Dass der Sohn von Prinz William und Herzogin Kate gemäß einer Jahrhunderte zurückreichenden Tradition beschnitten werden könnte, gilt in Expertenkreisen als unwahrscheinlich. Denn spätestens Prinzessin Diana soll die Praxis vor der Geburt ihrer Söhne William und Harry abgeschafft haben. Zwar wird allgemein davon ausgegangen, dass die beiden nicht beschnitten sind – offiziell geklärt ist es aber nicht.

Thronfolger Prinz Charles allerdings soll nach Medienangaben einst selbst davon berichtet haben, dass er als kleiner Junge von einem Rabbi beschnitten worden war. Auch seine Brüder Prinz Andrew und Edward – allesamt Söhne von Queen Elizabeth II. – sollen beschnitten sein. Auch das ist bislang offiziell nicht bestätigt.

Zurück reicht die Tradition Hunderte Jahre, vor allem Queen Victoria war eine Befürworterin der Beschneidung. Sie ließ das Prozedere an allen ihren Söhnen durchführen. Nach Angaben der Zeitung „The Observer“ war sie zum einen davon überzeugt, dass die britische Königsfamilie in direkter Linie von König David abstamme. Außerdem habe sie sich der viktorianischen Vorstellung angeschlossen, eine Beschneidung diene der Hygiene und Gesundheit. Noch viele Jahre danach sei die Beschneidung als ein Zeichen der Oberschicht gesehen worden, die sich den teuren medizinischen Eingriff leisten konnte.

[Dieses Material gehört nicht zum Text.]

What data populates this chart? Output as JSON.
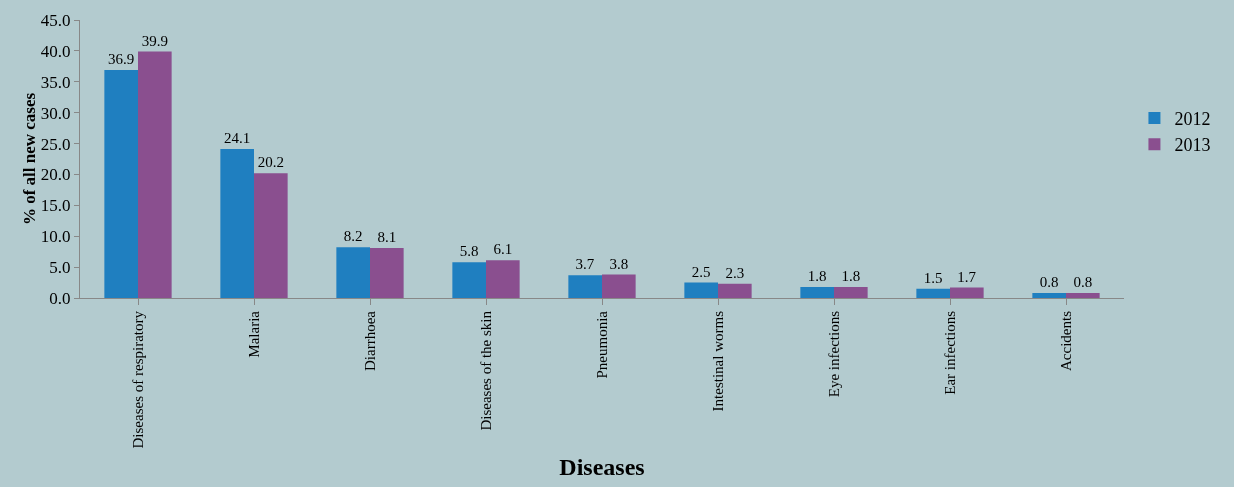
{
  "chart_data": {
    "type": "bar",
    "xlabel": "Diseases",
    "ylabel": "% of all new cases",
    "categories": [
      "Diseases of respiratory",
      "Malaria",
      "Diarrhoea",
      "Diseases of the skin",
      "Pneumonia",
      "Intestinal worms",
      "Eye infections",
      "Ear infections",
      "Accidents"
    ],
    "series": [
      {
        "name": "2012",
        "color": "#1f7fc0",
        "values": [
          36.9,
          24.1,
          8.2,
          5.8,
          3.7,
          2.5,
          1.8,
          1.5,
          0.8
        ]
      },
      {
        "name": "2013",
        "color": "#8a4f8f",
        "values": [
          39.9,
          20.2,
          8.1,
          6.1,
          3.8,
          2.3,
          1.8,
          1.7,
          0.8
        ]
      }
    ],
    "ylim": [
      0,
      45
    ],
    "yticks": [
      {
        "value": 0,
        "label": "0.0"
      },
      {
        "value": 5,
        "label": "5.0"
      },
      {
        "value": 10,
        "label": "10.0"
      },
      {
        "value": 15,
        "label": "15.0"
      },
      {
        "value": 20,
        "label": "20.0"
      },
      {
        "value": 25,
        "label": "25.0"
      },
      {
        "value": 30,
        "label": "30.0"
      },
      {
        "value": 35,
        "label": "35.0"
      },
      {
        "value": 40,
        "label": "40.0"
      },
      {
        "value": 45,
        "label": "45.0"
      }
    ],
    "data_labels": true,
    "grid": false,
    "legend": "right"
  }
}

Zwei Tage nach der Geburt ihres Sohnes haben sich Prinz William und Herzogin Kate unterdessen weiter Zeit mit der Bekanntgabe eines Namens gelassen. William hatte beim Verlassen des Krankenhauses am Dienstagabend angekündigt, sie wollten sich beeilen, noch aber stehe kein Name fest. Bei den Buchmachern lagen am Mittwoch weiter George und James vorn. Nach der Geburt von William vor 31 Jahren hatte die Öffentlichkeit eine Woche lang auf die Verkündung eines Namens gewartet, bei Prinz Charles 1948 war es sogar ein Monat. (dpa/dtj)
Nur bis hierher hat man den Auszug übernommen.